The UK motorsport governing body last week told Motorsport News that social media abuse was a growing concern, with cases on the rise across all age groups.
The MSA issued social media usage guidelines for its clubs, officials and representatives back in 2012, and may now consider bringing in a new code of conduct to cover all participants in the sport. It already runs the Race ‘n’ Respect campaign in karting and junior classes.
While there are no regulations specifically governing social media, instances of harassment, bullying or threatening behaviour are counted under Section C of the MSA’S Blue Book, which lays out its judicial powers.
MSA general secretary Simon Blunt said participants must remember their responsibility to behave accordingly, both in the real world and the virtual.
Blunt said: “The rise in social media, and the darker side of it, is the way of the world and it’s not just happening in motorsport, but we have seen an increase in incidents. It is particularly disturbing when it involves minors [in karting classes], but we have also seen a rise in adult v adult cases.
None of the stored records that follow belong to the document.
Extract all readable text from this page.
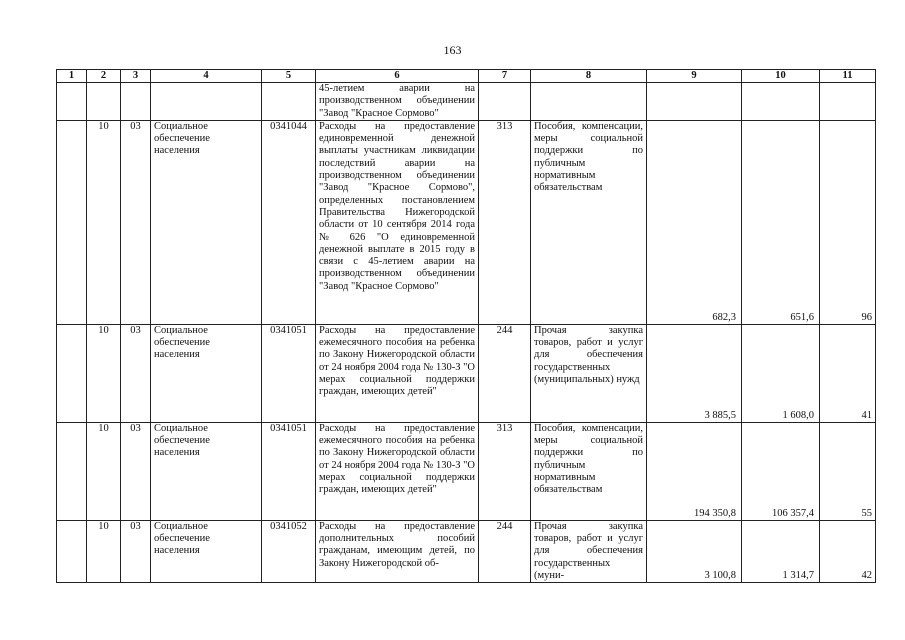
163
1	2	3	4	5	6	7	8	9	10	11
					45-летием аварии на производственном объединении "Завод "Красное Сормово"					
	10	03	Социальное обеспечение населения	0341044	Расходы на предоставление единовременной денежной выплаты участникам ликвидации последствий аварии на производственном объединении "Завод "Красное Сормово", определенных постановлением Правительства Нижегородской области от 10 сентября 2014 года № 626 "О единовременной денежной выплате в 2015 году в связи с 45-летием аварии на производственном объединении "Завод "Красное Сормово"	313	Пособия, компенсации, меры социальной поддержки по публичным нормативным обязательствам	682,3	651,6	96
	10	03	Социальное обеспечение населения	0341051	Расходы на предоставление ежемесячного пособия на ребенка по Закону Нижегородской области от 24 ноября 2004 года № 130-З "О мерах социальной поддержки граждан, имеющих детей"	244	Прочая закупка товаров, работ и услуг для обеспечения государственных (муниципальных) нужд	3 885,5	1 608,0	41
	10	03	Социальное обеспечение населения	0341051	Расходы на предоставление ежемесячного пособия на ребенка по Закону Нижегородской области от 24 ноября 2004 года № 130-З "О мерах социальной поддержки граждан, имеющих детей"	313	Пособия, компенсации, меры социальной поддержки по публичным нормативным обязательствам	194 350,8	106 357,4	55
	10	03	Социальное обеспечение населения	0341052	Расходы на предоставление дополнительных пособий гражданам, имеющим детей, по Закону Нижегородской об-	244	Прочая закупка товаров, работ и услуг для обеспечения государственных (муни-	3 100,8	1 314,7	42
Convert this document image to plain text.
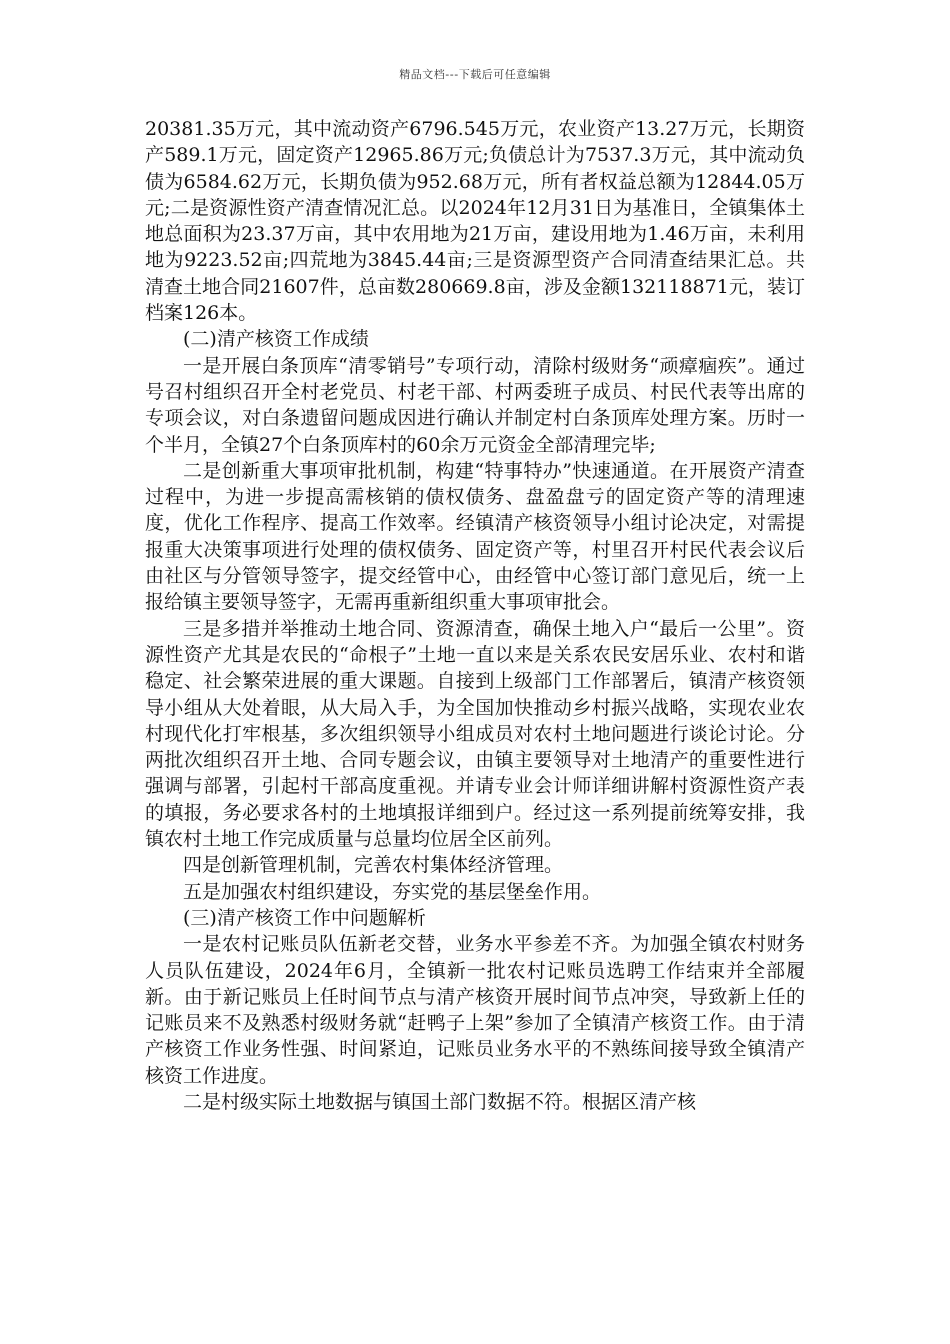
精品文档---下载后可任意编辑

20381.35万元，其中流动资产6796.545万元，农业资产13.27万元，长期资产589.1万元，固定资产12965.86万元;负债总计为7537.3万元，其中流动负债为6584.62万元，长期负债为952.68万元，所有者权益总额为12844.05万元;二是资源性资产清查情况汇总。以2024年12月31日为基准日，全镇集体土地总面积为23.37万亩，其中农用地为21万亩，建设用地为1.46万亩，未利用地为9223.52亩;四荒地为3845.44亩;三是资源型资产合同清查结果汇总。共清查土地合同21607件，总亩数280669.8亩，涉及金额132118871元，装订档案126本。

(二)清产核资工作成绩

一是开展白条顶库“清零销号”专项行动，清除村级财务“顽瘴痼疾”。通过号召村组织召开全村老党员、村老干部、村两委班子成员、村民代表等出席的专项会议，对白条遗留问题成因进行确认并制定村白条顶库处理方案。历时一个半月，全镇27个白条顶库村的60余万元资金全部清理完毕;

二是创新重大事项审批机制，构建“特事特办”快速通道。在开展资产清查过程中，为进一步提高需核销的债权债务、盘盈盘亏的固定资产等的清理速度，优化工作程序、提高工作效率。经镇清产核资领导小组讨论决定，对需提报重大决策事项进行处理的债权债务、固定资产等，村里召开村民代表会议后由社区与分管领导签字，提交经管中心，由经管中心签订部门意见后，统一上报给镇主要领导签字，无需再重新组织重大事项审批会。

三是多措并举推动土地合同、资源清查，确保土地入户“最后一公里”。资源性资产尤其是农民的“命根子”土地一直以来是关系农民安居乐业、农村和谐稳定、社会繁荣进展的重大课题。自接到上级部门工作部署后，镇清产核资领导小组从大处着眼，从大局入手，为全国加快推动乡村振兴战略，实现农业农村现代化打牢根基，多次组织领导小组成员对农村土地问题进行谈论讨论。分两批次组织召开土地、合同专题会议，由镇主要领导对土地清产的重要性进行强调与部署，引起村干部高度重视。并请专业会计师详细讲解村资源性资产表的填报，务必要求各村的土地填报详细到户。经过这一系列提前统筹安排，我镇农村土地工作完成质量与总量均位居全区前列。

四是创新管理机制，完善农村集体经济管理。

五是加强农村组织建设，夯实党的基层堡垒作用。

(三)清产核资工作中问题解析

一是农村记账员队伍新老交替，业务水平参差不齐。为加强全镇农村财务人员队伍建设，2024年6月，全镇新一批农村记账员选聘工作结束并全部履新。由于新记账员上任时间节点与清产核资开展时间节点冲突，导致新上任的记账员来不及熟悉村级财务就“赶鸭子上架”参加了全镇清产核资工作。由于清产核资工作业务性强、时间紧迫，记账员业务水平的不熟练间接导致全镇清产核资工作进度。

二是村级实际土地数据与镇国土部门数据不符。根据区清产核
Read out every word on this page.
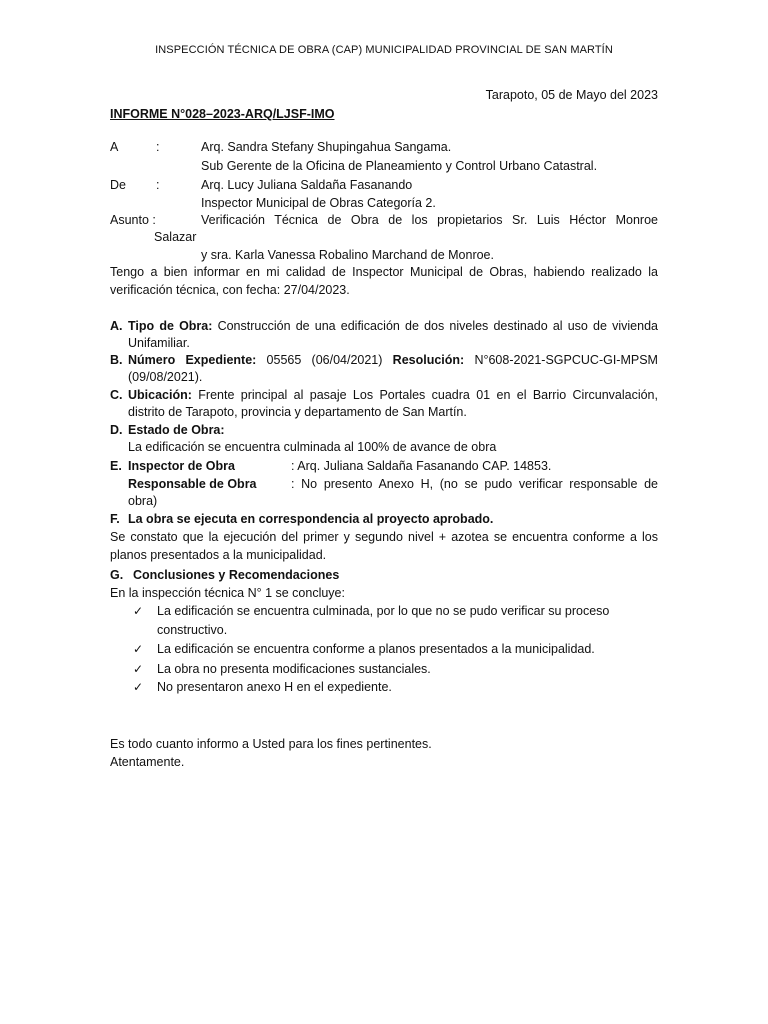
INSPECCIÓN TÉCNICA DE OBRA (CAP) MUNICIPALIDAD PROVINCIAL DE SAN MARTÍN
Tarapoto, 05 de Mayo del 2023
INFORME N°028–2023-ARQ/LJSF-IMO
A	:	Arq. Sandra Stefany Shupingahua Sangama.
Sub Gerente de la Oficina de Planeamiento y Control Urbano Catastral.
De :	Arq. Lucy Juliana Saldaña Fasanando
Inspector Municipal de Obras Categoría 2.
Asunto :	Verificación Técnica de Obra de los propietarios Sr. Luis Héctor Monroe
Salazar
y sra. Karla Vanessa Robalino Marchand de Monroe.
Tengo a bien informar en mi calidad de Inspector Municipal de Obras, habiendo realizado la
verificación técnica, con fecha: 27/04/2023.
A. Tipo de Obra: Construcción de una edificación de dos niveles destinado al uso de vivienda
Unifamiliar.
B. Número Expediente: 05565 (06/04/2021) Resolución: N°608-2021-SGPCUC-GI-MPSM
(09/08/2021).
C. Ubicación: Frente principal al pasaje Los Portales cuadra 01 en el Barrio Circunvalación,
distrito de Tarapoto, provincia y departamento de San Martín.
D. Estado de Obra:
La edificación se encuentra culminada al 100% de avance de obra
E. Inspector de Obra	: Arq. Juliana Saldaña Fasanando CAP. 14853.
Responsable de Obra	: No presento Anexo H, (no se pudo verificar responsable de
obra)
F. La obra se ejecuta en correspondencia al proyecto aprobado.
Se constato que la ejecución del primer y segundo nivel + azotea se encuentra conforme a los
planos presentados a la municipalidad.
G. Conclusiones y Recomendaciones
En la inspección técnica N° 1 se concluye:
✓ La edificación se encuentra culminada, por lo que no se pudo verificar su proceso
constructivo.
✓ La edificación se encuentra conforme a planos presentados a la municipalidad.
✓ La obra no presenta modificaciones sustanciales.
✓ No presentaron anexo H en el expediente.
Es todo cuanto informo a Usted para los fines pertinentes.
Atentamente.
Often it’s simply people who post in the heat of the moment and don’t consider their words or the impact of them, but sometimes it goes deeper.
“If you look at the aftermath of the British Touring Car Championship event at Snetterton recently as an example, there were keyboard warriors writing some frankly crazy things for a week afterwards. Much of things like that we can discount, but if we have active licence holders posting inappropriately it becomes a case of improper conduct and there are various tools at the MSA’S disposal to deal with them.
“In the judicial section it lists out the principal offences and one of them is abusive language or behaviour, or threats of physical assault or violence – all of those count for social media too. Anything that gets posted on Facebook, Twitter or forums goes into the public domain and that means offensive posts could bring the sport into disrepute.
“The power is there for us to take action if needed, and more severe cases can be referred to the National Court, which could result in a fine, a reprimand, a sanction or the suspension of a licence for a set time period, or, for the most severe, exclusion from the sport.”
Blunt added that the MSA was constantly monitoring the way other sports deal with social media issues. “We cannot be the police of the internet, but if licence holders are posting abuse it’s no different from, for example, the sanctions from the Football Association has over footballers who do the same thing.
“The FA comes down hard on such things because the players have professional contracts. We don’t have quite the same relationship with our licence holders, but if they are involved they have an agreement with the MSA for that licence and we could take action. We want to remind everyone to think before they post and to behave in the correct manner. Social media abuse is not part of this sport and we must stamp it out.”